Is it good to be friends with our ex-boyfriend?

Much has been said about why it is neither the best choice, nor the healthiest, to remain friends with our ex-boyfriend. There is always a chance that we can fall for each other again and thus also fall into the same dynamic, the one we did not like to begin with. This happens even if the relationship has changed.

There are experts who believe that it is better to cut them completely out of your life after a breakup, and instead build a life where there is no room for old partners. On the other hand, we have those who think differently and defend the idea that a person with whom you have had a good relationship can continue to add something positive to your life, even after a breakup.

Some reasons why you should not be friends with your ex-boyfriend

If you had a toxic relationship, it’s not good for you to be friends with your ex-boyfriend. This is a person who has not added anything positive to your life and who has instead drowned you in a sea of ​​problems. A particularly serious case within the framework of toxic conditions is whether there has been abuse or mistreatment.

On the other hand, we all know that just because a relationship ends does not mean that love, from a romantic perspective, has necessarily disappeared from the hearts of those who were in the relationship. If the feelings are mutual, and remain with both parties – then it is common for a couple to find each other again. Unless circumstances, such as those we have mentioned earlier, have taken place.

If the feelings are not mutual, breaks tend to be complicated. The person who is still in love easily ends up in quarrels about closeness and distance. Their feelings make them want their old partner close at the same time as the feeling of being abandoned pushes them away. Therefore , this form of breakup tends to totally ruin the relationship.

One of the best arguments for ending a friendship with an old partner is to avoid conflict with the new one. If there’s one thing that can make a person jealous, it’s their better half old flame. Former girlfriends are seen by their current partner as a source of temptation for their partner. One of the weakest points in their relationship and that can ruin for the love they now share.

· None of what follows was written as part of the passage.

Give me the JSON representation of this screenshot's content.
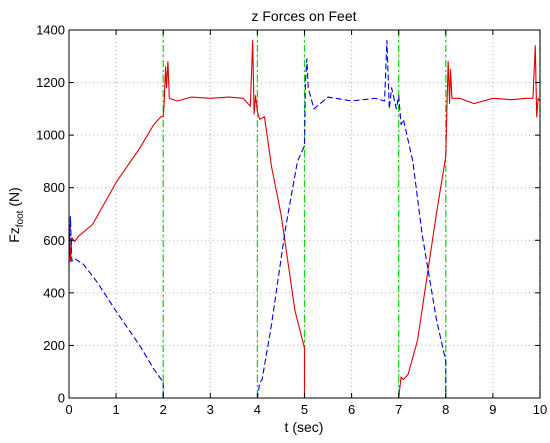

It is therefore not uncommon for a new partner to demand that we end the friendship with an ex-boyfriend. Usually they do it in an indirect way; by creating so much conflict that the partner eventually can no longer bear it and ends the friendship. However, this is not a dead end: mature people can handle the situation and adapt to avoid conflicts and breaks.

Is there a positive side?

It can do that. Ending love does not mean that a relationship does. People who once loved each other tend to always care about each other, even if the way they do it changes. Those who are important to you do not cease to be important, regardless of whether you keep in touch or not.

A former partner knows us, knows what hurts us and knows what we dream about. Maybe love has ended, but they can still read our facial expressions and there is still a kind of understanding between us, which is very difficult to achieve. These are wonderful relationships that have taken years to build, because we so abruptly cut them out of our lives.

Why can they not continue to make us happy ? Why can they not continue to add positive things to our lives. Right now, I can not come up with a universal cause that is good enough to answer these questions.

Keeping in touch with an old partner is a personal choice that involves risk and can lead to conflict. However, it can also be a source of happiness and other approaches, even if it does not come from the same place as before. It is you who must be the intelligent and keep in mind some of the circumstances we have previously mentioned, as well as others you may come up with. Based on this, you must try to make the best decision yourself.